Alerts should instead be passed along in this fashion to not be considered altered:

  • context.Alert....(context.GetEvent())

Data changes

For data changes, it is best to limit the fields that can be modified by the client, and validate the changed values when applicable. Again, the name change example applies here. You can allow the client to change their first name and then just validate that the correct characters are contained in the updated name on the server side.

A scripting API is provided to indicate if a component is modifiable by the client.

  • IPFPropertyI -> ClientModifiable: Initialized to the value of the Enabled check box in the Layout Editor. This is available only in server-side scripting.
  • IPFUnboundComponentI -> ClientModifiable: Initialized to the value of the Enabled check box in the Layout Editor. This is available only in server-side scripting.

The initial value of IsClientModifiable is set to the valued specified by the Enabled check box in the Layout Editor. When server-side scripting changes Enabled, the IsClientModifiable flag is also changed to the same value by the IPF architecture. To allow client modifications when Enabled is not true, server-side scripting can explicitly set the IsClientModifiable flag to true. When IsClientModifiable is true, the architecture assumes that data changes from the client are expected and allowed on this field. For these fields, the existing scripting implementation should already be doing validation on the data, since changes are coming from the client. When client scripting sets Enabled to true, if IsClientModifiable is not true, any data change made in the Enabled component is dropped at the server. If the client scripting makes a data change to a component or property and IsClientModifiable is not true, any data change made is dropped at the server.

The IPFDropdown FDF has additional values that can be specified. These additional values go into the target properties causing a data change. These changes happen on the server side, so IsClientModifiable does not have to be set to true for these components.

Server-side-only properties

For server-side-only properties, it is best to limit data passed to the client to only the data that you want visible to them. By default, the properties available on the client side are restricted to only those used by the layout. All other bound and unbound properties associated with the layout's bound collection are not returned to the client and are not available in client side scripting. The following server-side scripting APIs allow properties not displayed in the layout to be made available in client-side scripting.

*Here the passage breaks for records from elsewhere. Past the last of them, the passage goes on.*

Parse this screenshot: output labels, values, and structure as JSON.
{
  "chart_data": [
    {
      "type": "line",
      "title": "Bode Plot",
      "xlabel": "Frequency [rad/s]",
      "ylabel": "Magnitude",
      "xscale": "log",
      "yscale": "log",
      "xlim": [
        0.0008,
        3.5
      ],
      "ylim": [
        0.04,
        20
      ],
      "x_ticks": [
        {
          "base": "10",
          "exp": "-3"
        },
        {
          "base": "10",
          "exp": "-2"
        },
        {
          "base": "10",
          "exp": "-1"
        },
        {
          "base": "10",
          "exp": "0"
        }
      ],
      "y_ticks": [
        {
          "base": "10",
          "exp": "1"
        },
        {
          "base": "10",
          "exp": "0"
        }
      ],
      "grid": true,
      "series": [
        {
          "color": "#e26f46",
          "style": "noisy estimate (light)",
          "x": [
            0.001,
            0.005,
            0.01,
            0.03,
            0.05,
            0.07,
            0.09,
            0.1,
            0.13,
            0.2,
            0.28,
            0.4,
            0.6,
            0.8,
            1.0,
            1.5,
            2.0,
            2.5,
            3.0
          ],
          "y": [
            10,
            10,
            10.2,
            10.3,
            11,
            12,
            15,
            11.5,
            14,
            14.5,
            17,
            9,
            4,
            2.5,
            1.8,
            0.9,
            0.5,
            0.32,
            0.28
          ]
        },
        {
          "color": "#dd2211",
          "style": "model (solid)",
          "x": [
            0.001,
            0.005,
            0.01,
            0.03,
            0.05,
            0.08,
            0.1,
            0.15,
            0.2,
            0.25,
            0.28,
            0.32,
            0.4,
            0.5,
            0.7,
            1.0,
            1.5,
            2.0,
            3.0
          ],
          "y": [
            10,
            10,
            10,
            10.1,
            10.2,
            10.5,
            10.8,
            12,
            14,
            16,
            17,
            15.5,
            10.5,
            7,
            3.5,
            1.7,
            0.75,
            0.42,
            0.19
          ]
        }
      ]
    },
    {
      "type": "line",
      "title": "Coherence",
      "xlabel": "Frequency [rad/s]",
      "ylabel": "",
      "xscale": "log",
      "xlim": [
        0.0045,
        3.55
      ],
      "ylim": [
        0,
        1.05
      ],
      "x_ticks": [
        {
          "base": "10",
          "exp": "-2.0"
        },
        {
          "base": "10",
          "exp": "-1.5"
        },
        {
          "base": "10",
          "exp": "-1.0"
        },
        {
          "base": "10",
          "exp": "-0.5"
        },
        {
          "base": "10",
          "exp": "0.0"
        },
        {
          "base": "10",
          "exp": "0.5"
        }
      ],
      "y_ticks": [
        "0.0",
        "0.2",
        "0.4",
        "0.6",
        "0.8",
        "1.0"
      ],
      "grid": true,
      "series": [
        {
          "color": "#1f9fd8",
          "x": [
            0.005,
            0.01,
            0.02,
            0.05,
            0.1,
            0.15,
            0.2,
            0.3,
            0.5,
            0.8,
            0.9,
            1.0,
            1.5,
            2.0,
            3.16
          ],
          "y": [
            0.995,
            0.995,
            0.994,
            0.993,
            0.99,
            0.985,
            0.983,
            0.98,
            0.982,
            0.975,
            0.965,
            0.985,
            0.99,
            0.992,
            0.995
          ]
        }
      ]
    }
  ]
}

  • context.AddClientAvailableProperties (array of added property names): Properties in this list are made available to the client scripting. If a name is supplied that is not a valid property, an exception is thrown. If a property name is supplied that is displayed in the layout, it is ignored (since it is already visible to client scripting). This API is available only in the LayoutInitialized event handler.
  • context.ClientAvailableProperties: Returns the list of properties that are available to the client scripting.

This does not apply to unbound components, as they are always in the layout and available to the client scripting. Setting IsClientModifiable to true on a property that is not client-visible has no effect, since the property is not visible on the client.

Managed database schema

For MSSQL data sources that point to databases for certain types of data—such as portal email, tasks, and knowledge content— the databases must use specified data store types and managed schema to support those data store types. More information is provided in About managed schema in MSSQL databases.